Es ist immer noch etwas komisch, die Wahlplakate von mir hier hängen zu sehen, aber auf denen steht „Mitmachen“ und das ist wirklich das Credo. Hinterher können wir alle jammern, das haben wir so nicht gewollt. Mir geht es auch darum, den Nazis etwas entgegensetzen.

Was wären vorrangig Ihre Themen in Berlin wenn Sie gewählt werden würden?
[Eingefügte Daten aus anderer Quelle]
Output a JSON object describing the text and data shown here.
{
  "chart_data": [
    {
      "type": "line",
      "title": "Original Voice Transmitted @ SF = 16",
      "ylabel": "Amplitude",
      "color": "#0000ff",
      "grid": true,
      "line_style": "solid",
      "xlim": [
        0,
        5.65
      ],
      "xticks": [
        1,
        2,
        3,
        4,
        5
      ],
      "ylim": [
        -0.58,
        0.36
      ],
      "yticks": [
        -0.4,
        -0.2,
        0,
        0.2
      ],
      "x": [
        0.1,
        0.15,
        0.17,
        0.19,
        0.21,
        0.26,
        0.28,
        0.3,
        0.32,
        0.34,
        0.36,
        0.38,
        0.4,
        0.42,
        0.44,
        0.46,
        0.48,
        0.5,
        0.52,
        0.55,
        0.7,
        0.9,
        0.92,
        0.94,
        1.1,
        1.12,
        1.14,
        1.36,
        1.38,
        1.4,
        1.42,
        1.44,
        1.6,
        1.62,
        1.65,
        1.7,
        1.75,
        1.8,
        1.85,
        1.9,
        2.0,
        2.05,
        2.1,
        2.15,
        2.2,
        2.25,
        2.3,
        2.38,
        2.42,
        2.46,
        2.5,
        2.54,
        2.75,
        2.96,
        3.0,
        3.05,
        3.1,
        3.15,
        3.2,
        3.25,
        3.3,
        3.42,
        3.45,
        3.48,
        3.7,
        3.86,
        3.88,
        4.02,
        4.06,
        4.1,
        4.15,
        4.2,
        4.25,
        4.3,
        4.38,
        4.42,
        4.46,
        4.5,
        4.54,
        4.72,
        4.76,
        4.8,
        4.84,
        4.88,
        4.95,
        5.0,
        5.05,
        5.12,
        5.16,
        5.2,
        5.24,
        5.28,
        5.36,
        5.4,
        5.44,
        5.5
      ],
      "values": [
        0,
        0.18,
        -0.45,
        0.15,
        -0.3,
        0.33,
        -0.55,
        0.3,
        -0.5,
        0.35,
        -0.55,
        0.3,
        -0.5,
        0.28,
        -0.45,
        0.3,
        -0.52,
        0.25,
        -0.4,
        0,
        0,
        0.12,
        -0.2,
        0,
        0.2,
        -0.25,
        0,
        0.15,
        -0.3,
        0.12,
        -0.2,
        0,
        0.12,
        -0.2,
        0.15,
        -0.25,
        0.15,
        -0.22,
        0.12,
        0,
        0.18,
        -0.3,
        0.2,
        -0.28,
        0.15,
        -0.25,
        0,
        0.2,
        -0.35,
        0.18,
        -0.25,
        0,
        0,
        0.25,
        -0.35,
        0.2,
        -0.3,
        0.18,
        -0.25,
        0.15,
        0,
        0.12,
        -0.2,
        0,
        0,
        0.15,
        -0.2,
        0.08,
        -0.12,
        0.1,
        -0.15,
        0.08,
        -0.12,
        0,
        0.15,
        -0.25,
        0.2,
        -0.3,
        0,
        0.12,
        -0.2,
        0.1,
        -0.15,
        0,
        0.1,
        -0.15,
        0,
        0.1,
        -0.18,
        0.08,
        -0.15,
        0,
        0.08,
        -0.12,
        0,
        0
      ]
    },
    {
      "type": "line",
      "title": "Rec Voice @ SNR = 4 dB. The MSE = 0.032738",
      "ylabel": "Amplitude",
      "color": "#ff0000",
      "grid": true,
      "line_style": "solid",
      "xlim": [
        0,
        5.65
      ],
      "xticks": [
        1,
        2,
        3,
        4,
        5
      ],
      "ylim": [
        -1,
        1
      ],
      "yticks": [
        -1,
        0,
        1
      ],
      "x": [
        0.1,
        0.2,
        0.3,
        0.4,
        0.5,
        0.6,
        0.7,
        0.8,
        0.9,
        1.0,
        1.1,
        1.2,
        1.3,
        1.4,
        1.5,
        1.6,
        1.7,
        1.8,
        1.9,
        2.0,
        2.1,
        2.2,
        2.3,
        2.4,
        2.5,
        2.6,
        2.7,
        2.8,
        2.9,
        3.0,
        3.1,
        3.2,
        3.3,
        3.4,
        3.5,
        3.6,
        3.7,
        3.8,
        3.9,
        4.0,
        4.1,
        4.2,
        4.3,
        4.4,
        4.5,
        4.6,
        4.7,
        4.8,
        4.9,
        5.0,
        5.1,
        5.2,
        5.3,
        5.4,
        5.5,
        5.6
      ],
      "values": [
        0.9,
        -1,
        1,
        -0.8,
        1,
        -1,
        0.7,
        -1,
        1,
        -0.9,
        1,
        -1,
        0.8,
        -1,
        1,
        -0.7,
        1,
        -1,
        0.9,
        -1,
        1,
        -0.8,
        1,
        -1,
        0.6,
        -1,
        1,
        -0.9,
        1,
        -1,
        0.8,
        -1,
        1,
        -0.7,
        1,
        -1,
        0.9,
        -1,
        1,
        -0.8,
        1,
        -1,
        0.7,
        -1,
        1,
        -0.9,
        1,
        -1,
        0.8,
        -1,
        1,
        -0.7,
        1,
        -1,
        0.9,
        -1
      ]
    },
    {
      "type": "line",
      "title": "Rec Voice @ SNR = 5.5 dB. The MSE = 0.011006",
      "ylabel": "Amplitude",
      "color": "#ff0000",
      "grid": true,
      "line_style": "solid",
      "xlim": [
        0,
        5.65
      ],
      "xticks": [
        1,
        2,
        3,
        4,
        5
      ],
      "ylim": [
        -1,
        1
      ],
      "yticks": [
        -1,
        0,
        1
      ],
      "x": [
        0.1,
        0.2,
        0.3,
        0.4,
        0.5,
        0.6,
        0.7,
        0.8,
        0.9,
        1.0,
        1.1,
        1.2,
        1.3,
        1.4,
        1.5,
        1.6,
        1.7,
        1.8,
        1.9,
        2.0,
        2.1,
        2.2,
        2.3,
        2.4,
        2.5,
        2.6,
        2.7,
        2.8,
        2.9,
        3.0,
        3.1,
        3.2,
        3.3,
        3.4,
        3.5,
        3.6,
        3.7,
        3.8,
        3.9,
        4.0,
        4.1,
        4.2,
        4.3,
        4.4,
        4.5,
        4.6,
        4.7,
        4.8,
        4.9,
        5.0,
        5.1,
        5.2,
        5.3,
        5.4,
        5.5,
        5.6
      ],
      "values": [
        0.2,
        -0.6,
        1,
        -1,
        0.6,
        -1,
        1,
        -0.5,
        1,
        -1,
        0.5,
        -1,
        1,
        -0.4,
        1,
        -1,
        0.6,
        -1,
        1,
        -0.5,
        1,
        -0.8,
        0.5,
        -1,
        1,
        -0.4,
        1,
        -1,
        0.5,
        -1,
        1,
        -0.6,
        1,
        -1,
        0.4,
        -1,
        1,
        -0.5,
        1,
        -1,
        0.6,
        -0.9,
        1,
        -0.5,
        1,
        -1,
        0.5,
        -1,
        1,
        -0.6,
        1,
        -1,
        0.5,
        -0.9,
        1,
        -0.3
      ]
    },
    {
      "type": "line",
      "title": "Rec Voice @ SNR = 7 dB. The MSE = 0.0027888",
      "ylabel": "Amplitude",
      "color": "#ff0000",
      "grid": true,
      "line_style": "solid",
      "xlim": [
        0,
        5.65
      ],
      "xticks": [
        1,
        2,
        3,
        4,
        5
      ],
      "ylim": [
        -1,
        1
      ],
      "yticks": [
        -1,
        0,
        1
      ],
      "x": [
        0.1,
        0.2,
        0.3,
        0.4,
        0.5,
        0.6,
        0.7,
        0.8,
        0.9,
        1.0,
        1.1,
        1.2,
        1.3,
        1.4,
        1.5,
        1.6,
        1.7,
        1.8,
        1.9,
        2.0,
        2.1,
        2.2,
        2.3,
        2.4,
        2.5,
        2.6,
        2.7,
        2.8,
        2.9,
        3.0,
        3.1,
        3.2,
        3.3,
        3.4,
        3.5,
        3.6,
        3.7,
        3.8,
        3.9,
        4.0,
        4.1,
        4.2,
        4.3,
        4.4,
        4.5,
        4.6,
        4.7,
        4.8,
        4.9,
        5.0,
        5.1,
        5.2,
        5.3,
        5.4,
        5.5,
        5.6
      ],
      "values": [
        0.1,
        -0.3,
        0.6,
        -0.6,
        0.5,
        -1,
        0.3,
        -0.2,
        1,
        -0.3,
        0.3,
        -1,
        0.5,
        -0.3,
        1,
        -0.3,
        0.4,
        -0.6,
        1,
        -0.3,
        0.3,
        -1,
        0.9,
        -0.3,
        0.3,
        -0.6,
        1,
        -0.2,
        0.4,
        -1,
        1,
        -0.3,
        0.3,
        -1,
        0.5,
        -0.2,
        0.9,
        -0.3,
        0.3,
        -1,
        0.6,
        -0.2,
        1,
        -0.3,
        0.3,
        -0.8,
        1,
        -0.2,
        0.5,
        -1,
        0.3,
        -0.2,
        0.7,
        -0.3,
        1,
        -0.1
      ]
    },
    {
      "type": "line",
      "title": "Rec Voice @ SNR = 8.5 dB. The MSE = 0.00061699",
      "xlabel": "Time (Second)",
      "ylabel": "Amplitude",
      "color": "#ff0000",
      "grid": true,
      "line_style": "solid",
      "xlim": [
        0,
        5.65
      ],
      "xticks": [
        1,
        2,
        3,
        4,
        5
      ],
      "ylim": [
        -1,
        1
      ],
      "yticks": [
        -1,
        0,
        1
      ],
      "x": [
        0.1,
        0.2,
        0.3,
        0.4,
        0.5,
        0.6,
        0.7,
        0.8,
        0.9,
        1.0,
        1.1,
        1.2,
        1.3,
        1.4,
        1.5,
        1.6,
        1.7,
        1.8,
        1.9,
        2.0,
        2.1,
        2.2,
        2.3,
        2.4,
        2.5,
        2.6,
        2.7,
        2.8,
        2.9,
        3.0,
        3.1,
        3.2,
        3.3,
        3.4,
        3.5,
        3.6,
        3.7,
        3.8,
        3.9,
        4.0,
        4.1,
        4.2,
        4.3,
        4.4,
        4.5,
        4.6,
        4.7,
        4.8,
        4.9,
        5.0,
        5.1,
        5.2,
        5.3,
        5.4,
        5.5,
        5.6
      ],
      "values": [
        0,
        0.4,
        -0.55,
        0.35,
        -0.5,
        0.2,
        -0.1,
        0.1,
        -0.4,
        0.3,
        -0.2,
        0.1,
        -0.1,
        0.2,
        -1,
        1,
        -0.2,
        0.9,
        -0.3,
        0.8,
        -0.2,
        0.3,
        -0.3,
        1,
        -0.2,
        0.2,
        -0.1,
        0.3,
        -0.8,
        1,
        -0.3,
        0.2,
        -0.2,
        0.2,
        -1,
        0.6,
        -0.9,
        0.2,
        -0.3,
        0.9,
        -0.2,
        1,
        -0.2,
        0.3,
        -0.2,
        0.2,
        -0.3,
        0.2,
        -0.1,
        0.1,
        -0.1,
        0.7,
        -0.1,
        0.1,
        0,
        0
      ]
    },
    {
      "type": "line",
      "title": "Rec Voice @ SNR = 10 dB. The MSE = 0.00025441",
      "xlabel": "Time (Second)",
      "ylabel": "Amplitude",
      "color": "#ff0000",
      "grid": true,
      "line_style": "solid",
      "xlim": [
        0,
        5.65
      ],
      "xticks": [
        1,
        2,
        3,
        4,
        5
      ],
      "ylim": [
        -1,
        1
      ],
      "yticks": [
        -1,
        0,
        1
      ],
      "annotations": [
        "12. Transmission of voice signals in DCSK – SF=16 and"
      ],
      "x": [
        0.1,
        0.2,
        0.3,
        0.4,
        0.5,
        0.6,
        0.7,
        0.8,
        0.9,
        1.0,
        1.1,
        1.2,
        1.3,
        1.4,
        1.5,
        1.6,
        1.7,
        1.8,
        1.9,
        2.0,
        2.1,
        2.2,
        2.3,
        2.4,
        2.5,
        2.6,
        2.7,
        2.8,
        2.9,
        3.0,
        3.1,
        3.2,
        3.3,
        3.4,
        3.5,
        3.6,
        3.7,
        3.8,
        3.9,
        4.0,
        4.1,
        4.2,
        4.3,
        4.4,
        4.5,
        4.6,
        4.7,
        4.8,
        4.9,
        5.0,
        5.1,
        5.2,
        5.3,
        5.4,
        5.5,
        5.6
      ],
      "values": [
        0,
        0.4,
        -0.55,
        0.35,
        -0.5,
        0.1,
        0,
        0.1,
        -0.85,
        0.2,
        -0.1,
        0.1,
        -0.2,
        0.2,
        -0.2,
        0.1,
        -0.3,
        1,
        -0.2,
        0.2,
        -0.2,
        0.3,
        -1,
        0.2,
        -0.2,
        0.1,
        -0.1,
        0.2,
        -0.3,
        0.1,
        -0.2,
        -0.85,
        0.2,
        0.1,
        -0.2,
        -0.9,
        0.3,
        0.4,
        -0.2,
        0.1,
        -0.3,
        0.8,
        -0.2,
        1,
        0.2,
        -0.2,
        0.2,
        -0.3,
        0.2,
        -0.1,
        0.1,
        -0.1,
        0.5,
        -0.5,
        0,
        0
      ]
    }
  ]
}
Also ein großer Antrieb ist natürlich der momentanen Zurückgewandtheit der AFD aber auch der CDU etwas entgegenzusetzen. Sie scheinen zu denken, um mal Joachim Meyerhoff zu zitieren „wann wird es wieder so wie es nie war“? Sie tun so, als wäre in den Neunzigern alles schick gewesen. Wir haben aber nicht endlos fossile Brennstoffe, wir können unseren Nachkommen nicht einfach eine kaputte Umwelt hinterlassen. Außerdem ist Kultur für mich ein Lebensmittel. Deshalb braucht es auch die Preisbindung und eine Kulturlobbyarbeit. Außerdem müssen wir uns um die Bildung kümmern. Da bin ich nicht unbedingt eine Fachfrau, aber Leseförderung ist mir beispielsweise eine Herzensangelegenheit, in der ich auch ganz viel mache. Wir sehen, wo es hinführt, wenn bei der Kultur eingespart wird und deshalb ist sie eines meiner Kernthemen.

Welche Chancen rechnen Sie sich aus und würden Sie im Zweifel dann nach Berlin ziehen?

Die Wahrscheinlichkeit, dass ich in einem Wahlgebiet, das inzwischen fast 50:50 von CDU und AFD bestimmt wird, gewählt werde, ist überschaubar. Man darf gespannt sein. Wenn es dazu käme, dann würde ich natürlich das Mandat annehmen, nach Berlin gehen und meine Tochter würde hier vor Ort weitermachen. Wir müssten uns völlig neu sortieren, aber ich würde das, „auf meine alten Tage“ – ich werde dieses Jahr 60 – nochmal wagen, ja. Aber für die Grünen geht es hier auf dem Land tatsächlich um jede Stimme.

Wie wird Ihre Kandidatur von Ihren Kundinnen und Kunden aufgenommen?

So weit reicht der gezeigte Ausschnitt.